# Evidently Metrics 

In [None]:
try:
    import evidently
except:
    !npm install -g yarn
    !pip install git+https://github.com/evidentlyai/evidently.git

In [None]:
import pandas as pd
import numpy as np

from sklearn import datasets, ensemble, model_selection

from evidently import ColumnMapping
from evidently.options import DataDriftOptions
from evidently.report import Report
from evidently.metrics import ColumnDriftMetric, DataDriftTable, DatasetDriftMetric, ColumnRegExpMetric

## Prepare a Dataset

In [None]:
#Dataset for Data Quality and Integrity
adult_data = datasets.fetch_openml(name='adult', version=2, as_frame='auto')
adult = adult_data.frame

adult_ref = adult[~adult.education.isin(['Some-college', 'HS-grad', 'Bachelors'])]
adult_cur = adult[adult.education.isin(['Some-college', 'HS-grad', 'Bachelors'])]

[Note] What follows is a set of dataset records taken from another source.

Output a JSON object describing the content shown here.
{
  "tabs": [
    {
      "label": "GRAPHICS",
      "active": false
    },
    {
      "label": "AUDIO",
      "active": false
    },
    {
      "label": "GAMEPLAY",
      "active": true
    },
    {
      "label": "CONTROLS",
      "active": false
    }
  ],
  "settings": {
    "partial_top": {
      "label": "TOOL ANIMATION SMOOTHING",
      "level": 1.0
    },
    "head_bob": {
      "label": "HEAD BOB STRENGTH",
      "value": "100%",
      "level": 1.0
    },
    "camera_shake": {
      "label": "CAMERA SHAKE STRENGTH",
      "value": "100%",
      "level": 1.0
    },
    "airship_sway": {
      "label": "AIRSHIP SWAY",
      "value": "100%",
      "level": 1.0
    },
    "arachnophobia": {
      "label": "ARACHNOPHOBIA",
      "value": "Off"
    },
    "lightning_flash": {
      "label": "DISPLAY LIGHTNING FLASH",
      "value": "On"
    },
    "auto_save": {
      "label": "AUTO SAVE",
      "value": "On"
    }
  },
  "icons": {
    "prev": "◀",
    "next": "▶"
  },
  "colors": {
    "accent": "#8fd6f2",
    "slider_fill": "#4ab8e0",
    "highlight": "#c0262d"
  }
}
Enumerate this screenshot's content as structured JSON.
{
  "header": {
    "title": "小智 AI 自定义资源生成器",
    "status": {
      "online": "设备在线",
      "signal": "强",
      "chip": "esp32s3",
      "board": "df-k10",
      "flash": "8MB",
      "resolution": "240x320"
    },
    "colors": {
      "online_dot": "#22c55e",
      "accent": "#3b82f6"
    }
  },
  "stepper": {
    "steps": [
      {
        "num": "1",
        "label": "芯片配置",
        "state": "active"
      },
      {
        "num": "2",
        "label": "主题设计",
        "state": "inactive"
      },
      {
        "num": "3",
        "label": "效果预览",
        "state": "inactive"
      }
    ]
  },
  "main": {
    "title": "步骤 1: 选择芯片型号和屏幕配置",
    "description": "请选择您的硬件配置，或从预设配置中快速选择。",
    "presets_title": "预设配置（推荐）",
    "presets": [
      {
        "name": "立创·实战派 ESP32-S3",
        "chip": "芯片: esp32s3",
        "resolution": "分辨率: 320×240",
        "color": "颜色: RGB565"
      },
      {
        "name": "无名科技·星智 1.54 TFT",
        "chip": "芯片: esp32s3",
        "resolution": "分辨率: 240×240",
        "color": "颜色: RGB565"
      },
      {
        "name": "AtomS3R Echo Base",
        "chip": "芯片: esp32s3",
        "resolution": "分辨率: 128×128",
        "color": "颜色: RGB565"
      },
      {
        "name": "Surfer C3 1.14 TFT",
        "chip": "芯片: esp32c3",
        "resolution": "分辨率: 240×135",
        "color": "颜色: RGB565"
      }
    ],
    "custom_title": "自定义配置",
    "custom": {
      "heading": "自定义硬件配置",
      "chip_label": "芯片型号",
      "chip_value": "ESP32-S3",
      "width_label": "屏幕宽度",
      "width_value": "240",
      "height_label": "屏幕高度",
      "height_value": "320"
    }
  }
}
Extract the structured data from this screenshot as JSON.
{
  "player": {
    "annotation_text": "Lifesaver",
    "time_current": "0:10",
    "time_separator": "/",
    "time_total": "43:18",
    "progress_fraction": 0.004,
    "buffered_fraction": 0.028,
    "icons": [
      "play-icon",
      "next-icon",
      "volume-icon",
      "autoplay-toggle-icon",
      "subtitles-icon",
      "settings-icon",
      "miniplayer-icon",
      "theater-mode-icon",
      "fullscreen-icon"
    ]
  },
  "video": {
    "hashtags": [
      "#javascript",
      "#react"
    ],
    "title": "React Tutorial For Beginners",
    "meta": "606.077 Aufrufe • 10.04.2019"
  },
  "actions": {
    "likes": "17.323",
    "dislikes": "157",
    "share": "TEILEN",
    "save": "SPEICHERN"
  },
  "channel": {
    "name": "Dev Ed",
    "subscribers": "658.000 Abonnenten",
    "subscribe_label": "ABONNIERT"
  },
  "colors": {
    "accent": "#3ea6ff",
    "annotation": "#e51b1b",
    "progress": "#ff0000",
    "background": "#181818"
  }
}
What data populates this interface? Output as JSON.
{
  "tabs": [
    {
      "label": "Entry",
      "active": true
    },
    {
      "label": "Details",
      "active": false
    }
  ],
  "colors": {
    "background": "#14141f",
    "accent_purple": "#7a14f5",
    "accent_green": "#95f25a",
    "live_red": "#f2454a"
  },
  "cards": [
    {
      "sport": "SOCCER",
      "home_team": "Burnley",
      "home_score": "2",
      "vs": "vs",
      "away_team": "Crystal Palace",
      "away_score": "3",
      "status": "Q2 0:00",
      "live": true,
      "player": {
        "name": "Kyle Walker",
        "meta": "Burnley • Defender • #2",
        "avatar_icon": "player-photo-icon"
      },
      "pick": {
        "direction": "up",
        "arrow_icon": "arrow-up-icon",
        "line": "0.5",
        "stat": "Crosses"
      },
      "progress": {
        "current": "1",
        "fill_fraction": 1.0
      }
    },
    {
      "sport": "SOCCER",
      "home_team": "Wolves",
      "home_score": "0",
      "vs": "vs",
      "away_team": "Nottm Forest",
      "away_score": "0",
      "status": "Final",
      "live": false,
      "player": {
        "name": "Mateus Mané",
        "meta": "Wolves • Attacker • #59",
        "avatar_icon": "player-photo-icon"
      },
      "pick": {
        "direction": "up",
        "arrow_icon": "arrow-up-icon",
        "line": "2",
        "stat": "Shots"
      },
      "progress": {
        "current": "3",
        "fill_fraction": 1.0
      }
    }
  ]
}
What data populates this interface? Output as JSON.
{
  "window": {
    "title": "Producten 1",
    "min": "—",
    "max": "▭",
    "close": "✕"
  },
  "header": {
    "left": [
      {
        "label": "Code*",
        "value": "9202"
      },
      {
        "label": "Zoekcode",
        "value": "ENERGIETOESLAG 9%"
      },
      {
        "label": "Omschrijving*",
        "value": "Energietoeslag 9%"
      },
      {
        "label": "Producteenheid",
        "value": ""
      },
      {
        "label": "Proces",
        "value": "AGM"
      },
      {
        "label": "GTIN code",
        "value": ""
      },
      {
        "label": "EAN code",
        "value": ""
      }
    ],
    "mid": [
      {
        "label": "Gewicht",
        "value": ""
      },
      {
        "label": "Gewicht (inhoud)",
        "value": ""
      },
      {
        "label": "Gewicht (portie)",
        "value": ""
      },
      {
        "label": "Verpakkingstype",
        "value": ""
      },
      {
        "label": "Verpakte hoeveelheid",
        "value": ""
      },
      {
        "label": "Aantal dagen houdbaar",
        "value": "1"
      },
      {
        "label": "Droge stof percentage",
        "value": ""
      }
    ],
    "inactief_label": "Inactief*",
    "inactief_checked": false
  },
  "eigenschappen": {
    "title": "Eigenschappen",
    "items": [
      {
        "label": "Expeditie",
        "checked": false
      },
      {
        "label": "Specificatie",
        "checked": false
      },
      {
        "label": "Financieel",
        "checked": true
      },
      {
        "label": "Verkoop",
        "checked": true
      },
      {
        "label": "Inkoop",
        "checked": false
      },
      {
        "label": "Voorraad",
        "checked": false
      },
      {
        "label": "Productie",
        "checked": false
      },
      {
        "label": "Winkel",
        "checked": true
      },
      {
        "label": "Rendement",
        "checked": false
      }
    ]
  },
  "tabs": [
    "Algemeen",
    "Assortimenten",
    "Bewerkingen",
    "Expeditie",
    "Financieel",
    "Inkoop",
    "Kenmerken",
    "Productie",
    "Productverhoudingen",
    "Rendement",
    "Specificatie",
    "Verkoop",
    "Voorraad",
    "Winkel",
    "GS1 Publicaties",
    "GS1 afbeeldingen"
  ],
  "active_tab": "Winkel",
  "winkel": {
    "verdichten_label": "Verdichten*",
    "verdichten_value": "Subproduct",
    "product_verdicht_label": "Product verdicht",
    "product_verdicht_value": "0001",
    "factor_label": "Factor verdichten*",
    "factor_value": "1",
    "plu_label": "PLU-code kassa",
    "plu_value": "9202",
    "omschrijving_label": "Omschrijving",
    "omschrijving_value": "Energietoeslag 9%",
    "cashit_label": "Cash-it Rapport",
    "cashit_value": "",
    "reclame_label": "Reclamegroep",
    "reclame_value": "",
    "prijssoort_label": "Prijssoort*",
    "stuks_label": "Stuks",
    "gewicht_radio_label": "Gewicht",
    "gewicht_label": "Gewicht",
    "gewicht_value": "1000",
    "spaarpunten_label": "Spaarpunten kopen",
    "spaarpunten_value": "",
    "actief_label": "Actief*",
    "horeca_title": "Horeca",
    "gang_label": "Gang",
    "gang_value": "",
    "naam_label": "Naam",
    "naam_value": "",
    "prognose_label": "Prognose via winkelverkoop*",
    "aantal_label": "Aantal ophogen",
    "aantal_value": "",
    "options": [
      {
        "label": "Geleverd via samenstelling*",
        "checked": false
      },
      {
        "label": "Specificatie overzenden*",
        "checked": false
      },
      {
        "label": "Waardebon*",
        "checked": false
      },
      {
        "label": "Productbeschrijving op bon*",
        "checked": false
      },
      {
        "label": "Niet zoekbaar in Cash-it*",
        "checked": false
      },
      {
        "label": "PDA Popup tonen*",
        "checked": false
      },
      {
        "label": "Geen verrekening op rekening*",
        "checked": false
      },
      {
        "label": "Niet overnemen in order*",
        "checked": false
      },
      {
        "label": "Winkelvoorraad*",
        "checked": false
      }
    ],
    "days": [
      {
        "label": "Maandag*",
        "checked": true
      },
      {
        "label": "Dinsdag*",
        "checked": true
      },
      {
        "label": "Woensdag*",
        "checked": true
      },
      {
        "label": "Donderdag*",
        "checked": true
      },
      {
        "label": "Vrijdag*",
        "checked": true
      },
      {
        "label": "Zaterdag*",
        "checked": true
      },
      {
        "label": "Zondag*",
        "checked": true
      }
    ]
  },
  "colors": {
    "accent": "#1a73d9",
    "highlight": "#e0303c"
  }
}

adult_cur.iloc[:2000, 3:5] = np.nan

## How to run Reports?

### Data Drift Metrics

In [None]:
#dataset-level metrics
data_drift_dataset_report = Report(metrics=[
    DatasetDriftMetric(),
    DataDriftTable()    
])

data_drift_dataset_report.run(reference_data=adult_ref, current_data=adult_cur)
data_drift_dataset_report

In [None]:
#report in a JSON format
data_drift_dataset_report.json()

In [None]:
#report as a python object
data_drift_dataset_report.as_dict()

In [None]:
#column-level metrics
data_drift_column_report = Report(metrics=[
    ColumnDriftMetric('age'),
    ColumnDriftMetric('education'),
    ColumnDriftMetric('marital-status')
])

data_drift_column_report.run(reference_data=adult_ref, current_data=adult_cur)
data_drift_column_report

### Data Integrity Metrics

In [None]:
#column-level metrics
data_integrity_column_report = Report(metrics=[
    ColumnRegExpMetric(column_name="relationship", reg_exp=r".*child.*")
])

data_integrity_column_report.run(reference_data=adult_ref, current_data=adult_cur)
data_integrity_column_report

### How to set metric parameters?

In [None]:
#simple metric parameters
data_integrity_column_report = Report(metrics=[
    ColumnRegExpMetric(column_name="education", reg_exp=r".*-.*", top=5),
    ColumnRegExpMetric(column_name="relationship", reg_exp=r".*child.*")
])

data_integrity_column_report.run(reference_data=adult_ref, current_data=adult_cur)
data_integrity_column_report

In [None]:
#options
stat_test_option = DataDriftOptions(all_features_stattest='psi')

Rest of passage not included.